OSLDPS is working closely with other federal agencies, including the Federal Emergency Management Agency (FEMA), Centers for Disease Control and Prevention (CDC) and the FBI to help city, county, and state emergency managers, law enforcement officers, and public health officials pinpoint vulnerabilities and develop plans for countering terrorism. The assessment results will serve not only as a roadmap for program planning, but also as a benchmark for measuring program effectiveness.

As a tool in the planning process, OJP and other federal agencies routinely support local domestic preparedness exercises. Real life situational exercises provide valuable training and learning experiences for emergency response personnel, public officials, and others involved in responding to weapons of mass destruction incidents. In FY 1999, Congress directed the Administration to conduct an exercise that involves all key personnel - federal agency personnel and state and local emergency responders, including law enforcement, fire, and emergency medical personnel - who would participate in the crisis and consequence management of a domestic weapons of mass destruction terrorist attack. The goal of the exercise, called "TOPOFF" because of the involvement of top officials, is to assess the nation's crisis and consequence management capacity under extraordinarily stressful conditions. Consistent with legislative recommendations, the TOPOFF exercise will simulate a chemical and a biological attack.

The exercise scenarios will enable top officials and relevant personnel to practice different courses of action, gain and maintain situational awareness, and assemble appropriate resources. Mayors, city managers, state governors and local and state personnel will be key participants and play active roles throughout the exercise.

In May 1999, OJP convened a TOPOFF planning conference with more than 150 state and local emergency response experts and planners from across the country. The group discussed criteria for the selection of sites, inclusion of state and local representatives, exercise management and control, evaluation structure, policy implications of the federal response, and public affairs issues.

At the direction of Congress, the exercise will be conducted without advance notice to participants. Specific dates and characteristics of the exercise are being withheld from participants who will be responding as they would in a real-life situation. Updates will be available on the Website.

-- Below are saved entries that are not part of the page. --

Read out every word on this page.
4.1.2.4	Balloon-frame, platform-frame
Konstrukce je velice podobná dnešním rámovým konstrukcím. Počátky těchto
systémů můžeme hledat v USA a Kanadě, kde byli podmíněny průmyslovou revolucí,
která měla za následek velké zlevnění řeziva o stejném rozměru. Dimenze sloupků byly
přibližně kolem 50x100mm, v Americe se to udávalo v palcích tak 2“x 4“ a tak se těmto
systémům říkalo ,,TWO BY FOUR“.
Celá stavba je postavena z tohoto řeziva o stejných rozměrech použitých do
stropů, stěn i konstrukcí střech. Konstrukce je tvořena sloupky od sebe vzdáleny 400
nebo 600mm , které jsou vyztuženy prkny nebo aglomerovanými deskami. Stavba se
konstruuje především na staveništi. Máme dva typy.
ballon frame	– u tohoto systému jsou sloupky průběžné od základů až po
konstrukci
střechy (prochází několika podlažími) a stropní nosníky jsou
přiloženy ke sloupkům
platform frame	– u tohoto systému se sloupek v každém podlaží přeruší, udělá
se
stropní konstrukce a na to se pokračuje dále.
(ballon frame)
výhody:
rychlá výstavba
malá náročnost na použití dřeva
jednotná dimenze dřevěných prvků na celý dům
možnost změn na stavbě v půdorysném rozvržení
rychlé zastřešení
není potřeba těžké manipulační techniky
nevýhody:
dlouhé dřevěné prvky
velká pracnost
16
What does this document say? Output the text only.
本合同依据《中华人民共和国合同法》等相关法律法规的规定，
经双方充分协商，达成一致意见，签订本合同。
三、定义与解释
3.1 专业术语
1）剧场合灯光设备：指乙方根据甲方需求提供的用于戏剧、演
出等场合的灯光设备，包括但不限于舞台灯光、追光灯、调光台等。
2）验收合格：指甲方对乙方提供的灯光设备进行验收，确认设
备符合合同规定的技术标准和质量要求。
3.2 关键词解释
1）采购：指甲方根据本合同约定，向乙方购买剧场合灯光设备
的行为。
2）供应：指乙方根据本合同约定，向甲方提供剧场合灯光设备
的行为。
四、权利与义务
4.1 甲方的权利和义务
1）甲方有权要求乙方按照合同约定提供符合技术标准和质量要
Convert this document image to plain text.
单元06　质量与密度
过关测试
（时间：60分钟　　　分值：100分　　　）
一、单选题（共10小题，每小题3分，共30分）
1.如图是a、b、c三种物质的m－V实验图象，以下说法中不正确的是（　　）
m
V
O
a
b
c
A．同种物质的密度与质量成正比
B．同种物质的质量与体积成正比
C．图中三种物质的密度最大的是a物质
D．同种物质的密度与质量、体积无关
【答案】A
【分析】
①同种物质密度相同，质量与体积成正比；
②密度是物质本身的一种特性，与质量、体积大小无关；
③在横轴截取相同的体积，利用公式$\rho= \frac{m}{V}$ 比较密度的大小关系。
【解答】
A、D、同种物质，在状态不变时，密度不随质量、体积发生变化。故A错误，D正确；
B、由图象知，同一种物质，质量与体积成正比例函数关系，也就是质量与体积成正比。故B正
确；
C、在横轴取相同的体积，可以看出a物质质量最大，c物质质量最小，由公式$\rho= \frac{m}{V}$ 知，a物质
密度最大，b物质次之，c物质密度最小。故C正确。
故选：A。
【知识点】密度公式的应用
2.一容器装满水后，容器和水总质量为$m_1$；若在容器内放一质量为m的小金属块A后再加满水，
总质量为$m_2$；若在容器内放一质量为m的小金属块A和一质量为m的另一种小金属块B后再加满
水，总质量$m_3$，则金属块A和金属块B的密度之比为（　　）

USING TECHNOLOGY AGAINST TERRORISM

In FY 1999, Congress appropriated $10 million for domestic anti-terrorism technology development. NIJ is working with several research partners on a variety of projects. One such project is a chemical agent sensor system designed to protect subway systems in the event of a terrorist attack. The system is designed to sense the presence of chemical agents in less-than-lethal concentrations in sufficient time to allow for response and evacuation. This system is currently being tested by a transit authority in a major metropolitan area. Also in development are technologies that screen for concealed weapons and explosives and improvements to methods for disabling explosive devices.